HII Trials Electromagnetic Launch System on US Navy’s Future JFK Aircraft Carrier

HII segment Newport News Shipbuilding has started testing the electromagnetic aircraft launch system (EMALS) on the US Navy’s upcoming Ford-class aircraft carrier John F. Kennedy (CVN 79).

Developed by General Atomics, the EMALS is used to deploy an aerial vehicle from a ship’s deck and replaces the traditional steam catapults installed on Nimitz-class aircraft carriers.

Initially demonstrated with a “no-load” setup, the EMALS will now undertake a “dead-load” phase that will include a wheeled, car-like system weighing up to 80,000 pounds (36,300 kilograms) to replicate an actual military jet.

Launch trials are now being conducted from the Kennedy’s bow into the James River in Virginia.

After takeoff, the wheeled platform will be retrieved and relaunched.
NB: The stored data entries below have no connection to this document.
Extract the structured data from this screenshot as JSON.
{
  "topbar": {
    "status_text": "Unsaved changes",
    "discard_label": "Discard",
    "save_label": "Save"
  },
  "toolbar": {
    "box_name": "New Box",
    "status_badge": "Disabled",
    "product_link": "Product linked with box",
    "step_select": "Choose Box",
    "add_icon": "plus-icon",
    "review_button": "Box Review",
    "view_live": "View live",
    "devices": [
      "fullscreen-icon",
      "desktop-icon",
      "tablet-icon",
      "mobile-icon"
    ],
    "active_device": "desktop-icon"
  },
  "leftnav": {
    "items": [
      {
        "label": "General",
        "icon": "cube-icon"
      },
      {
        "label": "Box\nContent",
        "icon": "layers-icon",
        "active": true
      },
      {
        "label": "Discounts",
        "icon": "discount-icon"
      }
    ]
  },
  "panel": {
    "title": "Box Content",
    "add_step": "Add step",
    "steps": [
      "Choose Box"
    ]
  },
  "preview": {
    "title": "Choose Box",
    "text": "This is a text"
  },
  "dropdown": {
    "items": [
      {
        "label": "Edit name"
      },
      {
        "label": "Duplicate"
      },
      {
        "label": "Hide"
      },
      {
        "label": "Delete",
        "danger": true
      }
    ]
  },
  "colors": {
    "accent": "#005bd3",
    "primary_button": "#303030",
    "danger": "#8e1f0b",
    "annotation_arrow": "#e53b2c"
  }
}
HII explained that this process will be repeated until the end of the program to ensure the EMALS meets the expected operability for the navy’s fixed-wing aircraft.

Electromagnetic Aircraft Launch System

The EMALS covers 300 feet (91 meters) of catapult track on a vessel’s deck and propels aircraft at speeds over 150 miles (241 kilometers) per hour.

According to HII, the launch capability’s utility offers accurate end-speed control, amplified launch-energy capacity, and reduced costs.

Moreover, it features smoother acceleration at both high and low speeds and reduced stress on the aerial vehicle compared to older steam catapults that deploy with sudden acceleration.

John F. Kennedy CVN 79 Dead Load Testing. Photo: HII
John F. Kennedy CVN 79 Dead Load Testing. Photo: HII

“The first dead-load launch off the flight deck is a historic moment for [Pre-Commissioning Unit] John F. Kennedy, and a testament to the power of great teamwork between our JFK crew, HII team, and NAVAIR engineers,” US Navy CVN 79 Commanding Officer Capt. Colin Day stated.

“I’m particularly proud of our Air Department and the hard-working Aviation Boatswain Mates who worked tirelessly alongside the engineering and testing teams to get us to this critical moment.”

Support From Shipbuilder Families

HII highlighted that the first wheeled systems to kick off the dead-load phase carried encouraging written messages from employees’ families during the shipyard’s Family Day ceremony last October.

“As we make sustained progress in the construction, testing and turnover of John F. Kennedy, reaching the dead load testing phase is a visual demonstration of how far we’ve come,” Newport News Shipbuilding New Construction Aircraft Carriers VP Lucas Hicks said.

“It is evident from the thousands of written messages that our shipbuilders and their families appreciate and understand the significance of our work.”

“We are proud of the incredible teamwork that has brought us to this point, and remain committed to delivering this mighty aircraft carrier to the fleet so the crew can carry out the important mission ahead.”